Profile and benchmark#

rustmatrix is mostly-Rust under the hood but called from Python. The speedup vs pytmatrix (~6× orientation averaging, ~10× PSD tabulation, ~430× orient_averaged_adaptive) depends on which call you make. This page tells you where the Rust kernels apply, where you’re paying Python tax, and how to measure.

Where Rust runs#

Operation

Rust?

Scatterer(...) construction

Python (cheap)

scatterer.set_geometry(...)

Python dispatch + Rust rotation

scatter.amplitude_matrix, single geometry

Rust T-matrix build + rotation

orientation.orient_averaged_fixed

Rust, GIL released, parallel

orientation.orient_averaged_adaptive

Rust, GIL released, parallel — this is where you see 100× speedups

psd.PSDIntegrator.init_scatter_table

Rust, parallel across diameters

PSD integration against the cached table

NumPy on the Python side (cheap)

radar.refl, Zdr, Kdp, …

NumPy / Python (cheap; inputs are the pre-integrated bulks)

spectra.SpectralIntegrator.compute

Python loop over velocity bins + NumPy; the T-matrix work is already done

Rule of thumb: anything that evaluates the T-matrix at many diameters × orientations lives in Rust and parallelises across cores. Everything downstream (polarimetric algebra, PSD weighting, spectral assembly) is NumPy-speed.

Quick benchmarks#

The benches/ directory ships a pytmatrix head-to-head:

uv pip install pytmatrix
python benches/bench_vs_pytmatrix.py

That script runs each of the hot operations against the same problem on both backends and prints wall-time ratios. Don’t benchmark on a cold import — the first T-matrix call pays a one-time JIT-like cost for the pyo3 bindings.

Profiling your own code#

The usual Python profilers work, but they can’t descend into the Rust side. What they can do is tell you whether you’re spending time in the Rust kernel or in your own glue:

python -m cProfile -s cumulative my_script.py | head -30

If the hot function is rustmatrix._core.calctmat or init_scatter_table, you’re in Rust — any further speedup needs fewer calls, not faster ones. If the hot function is somewhere in spectra.py or in your own code, you have Python-side work to cut.

Common speed traps#

  • Rebuilding the scatter table per PSD. init_scatter_table is expensive; s.psd = new_psd; integrate is nearly free. Build the table once per (shape, refractive-index, wavelength) tuple and swap PSDs against it.

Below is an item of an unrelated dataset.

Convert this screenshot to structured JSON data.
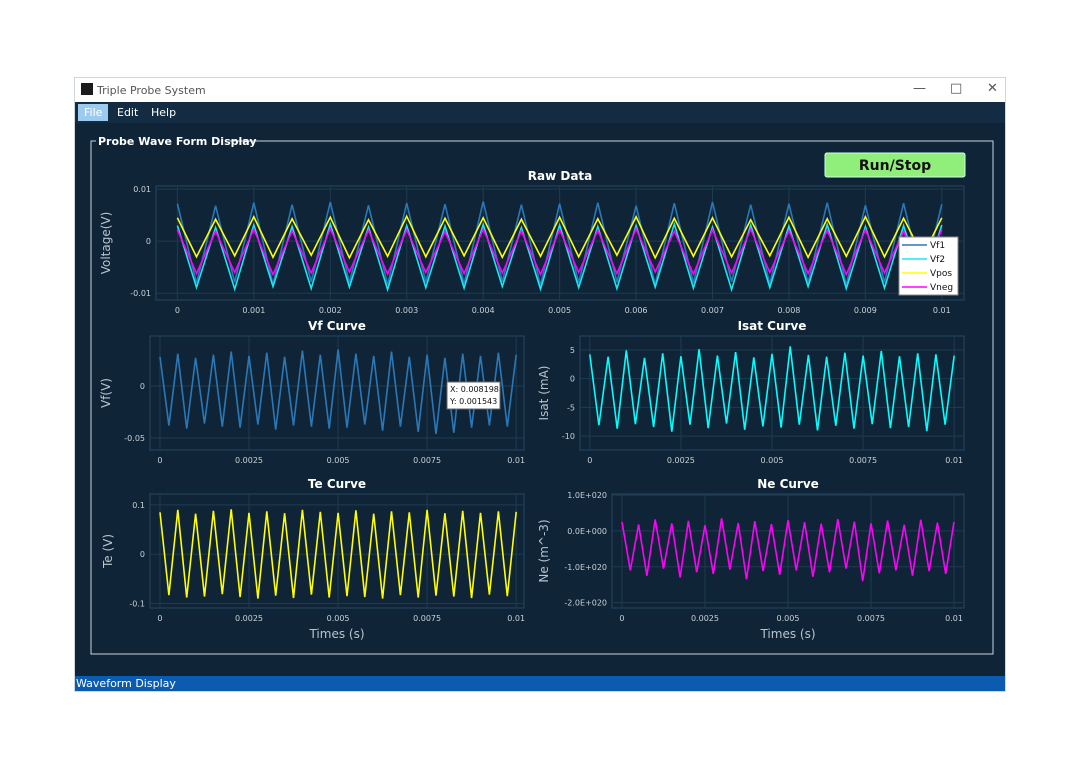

  • Calling set_geometry on every drop. Geometry switches are cheap (no T-matrix re-compute) but still Python-side; call once per back / forward sweep, not in an inner loop.

  • num_points too large. 64 quadrature diameters is almost always enough; 256 rarely changes the answer past the third digit and quadruples the Rust cost.

  • Single-geometry calls in a loop instead of one vectorised PSD integration. If you’re iterating over raindrop diameters in Python and calling Scatterer per drop, stop — build a PSDIntegrator and let the Rust kernel batch.

When to reach for cargo bench#

The Rust crate has its own microbenchmarks (cargo bench). You want them when:

  • you’re modifying the Rust kernels themselves;

  • you want to isolate Rust-only cost from Python overhead;

  • you care about per-diameter T-matrix timings, not end-to-end polarimetrics.

For application-level work (“does my spectrum run fast enough?”), the Python benchmarks in benches/ are the right altitude.